As happens every year or so, some finance commentators (whose profession is to commentate – not invest) are spruiking the possibility that the Australian Share Market may be close to fair value. This is purely based on the gains seen over the last two financial years, alongside a careful section of fair value measurements. However accurate, the question remains – is it too late to start investing in the Australian Sharemarket?
To answer this question, let’s look at a practical case study – someone who invested in the Australian Share Market at its 2007 peak.
When most finance commentators talk about the Australian Share Market, they reference the S&P ASX 200 Index. Unfortunately, this index only tells half the story of the Australian Share Market. This is because it only represents the share price of Australian companies. However, the total return we receive from a shareholding is made up of two components, a company’s share price growth (i.e. capital growth) and its dividends (i.e. income).
The chart below is that of the S&P ASX 200 Accumulation Index. It tells us a larger part of the story because it also includes the dividends paid by companies within the index. In fact, the accumulation index assumes that once a company pays a dividend, it is automatically reinvested in (i.e. used to purchase additional) shares of that company.

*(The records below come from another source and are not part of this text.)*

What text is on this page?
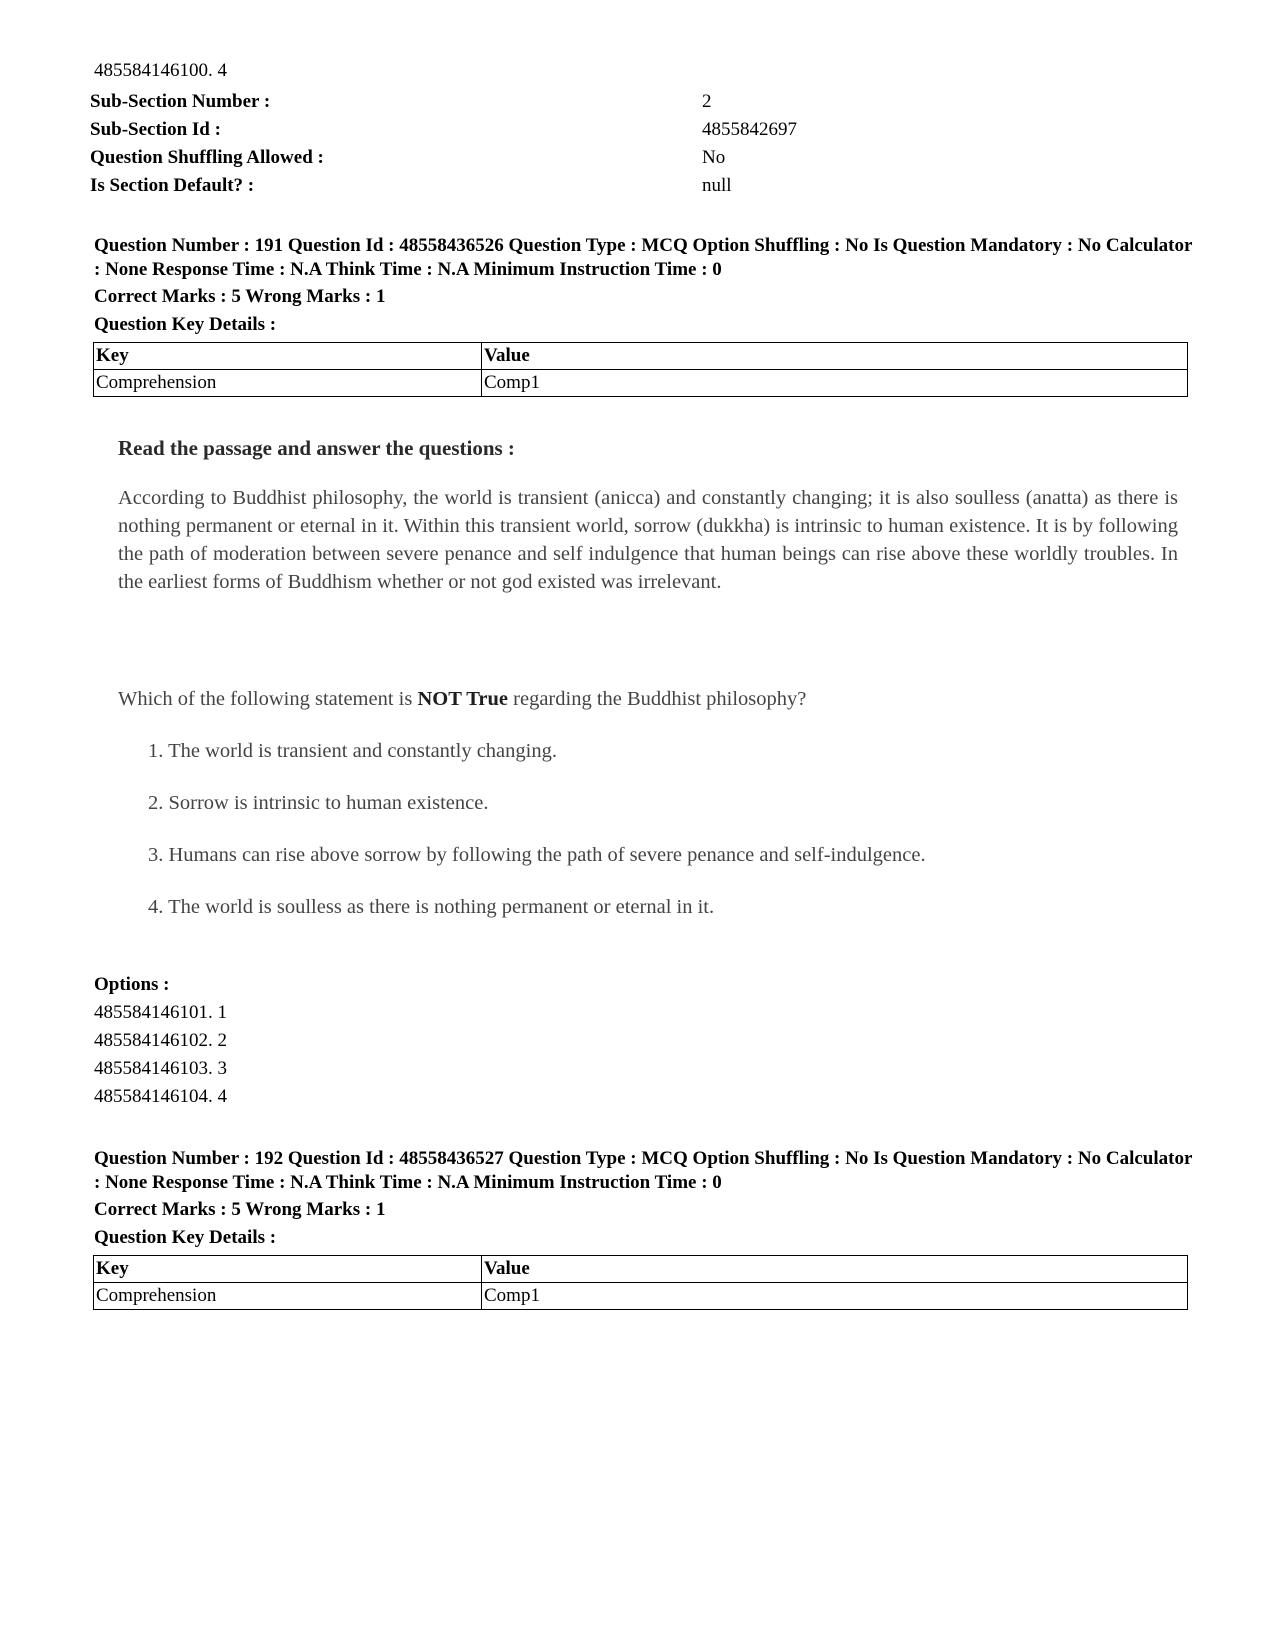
485584146100. 4
Sub-Section Number :	2
Sub-Section Id :	4855842697
Question Shuffling Allowed :	No
Is Section Default? :	null
Question Number : 191 Question Id : 48558436526 Question Type : MCQ Option Shuffling : No Is Question Mandatory : No Calculator : None Response Time : N.A Think Time : N.A Minimum Instruction Time : 0
Correct Marks : 5 Wrong Marks : 1
Question Key Details :
Key	Value
Comprehension	Comp1
Read the passage and answer the questions :
According to Buddhist philosophy, the world is transient (anicca) and constantly changing; it is also soulless (anatta) as there is nothing permanent or eternal in it. Within this transient world, sorrow (dukkha) is intrinsic to human existence. It is by following the path of moderation between severe penance and self indulgence that human beings can rise above these worldly troubles. In the earliest forms of Buddhism whether or not god existed was irrelevant.
Which of the following statement is NOT True regarding the Buddhist philosophy?
1. The world is transient and constantly changing.
2. Sorrow is intrinsic to human existence.
3. Humans can rise above sorrow by following the path of severe penance and self-indulgence.
4. The world is soulless as there is nothing permanent or eternal in it.
Options :
485584146101. 1
485584146102. 2
485584146103. 3
485584146104. 4
Question Number : 192 Question Id : 48558436527 Question Type : MCQ Option Shuffling : No Is Question Mandatory : No Calculator : None Response Time : N.A Think Time : N.A Minimum Instruction Time : 0
Correct Marks : 5 Wrong Marks : 1
Question Key Details :
Key	Value
Comprehension	Comp1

In other words, the S&P ASX 200 Accumulation Index represents what would happen if someone invested in the Australian Share Market and every time dividends where paid, they reinvested this money back into the share market.
Source: IRESS Technologies
Interestingly, what the above chart illustrates is that even if you invested a lump sum of money at the share market peak in October 2007, by remaining invested in the share market and allowing your dividends to be reinvested, you would have recovered your initial lump sum investment by May 2013 (i.e. 5 ½ years later). This is despite one of the largest crashes (a 50% decline) and longest recoveries in Australian Share Market history.
The chart proves that the Australian Share Market can be a sensible investment if held over an appropriate timeframe. In just 5 ½ years, someone who invest $1,000,000 and saw this sum fall in value to about $500,000 in just 18 months, retained their original $1,000,000 by May 2013. Since May 2013, this $1,000,000 has grown about 10% ($100,000). Once again, this assumes that the investor has remained invested the entire time and during this time, reinvested their dividends.
The point is, although it’s important when you make an investment, what’s just as (if not, more) important is how long you intend on remaining invested for. Timing the market is a very tough exercise, making the decision to invest for the long term is much simpler.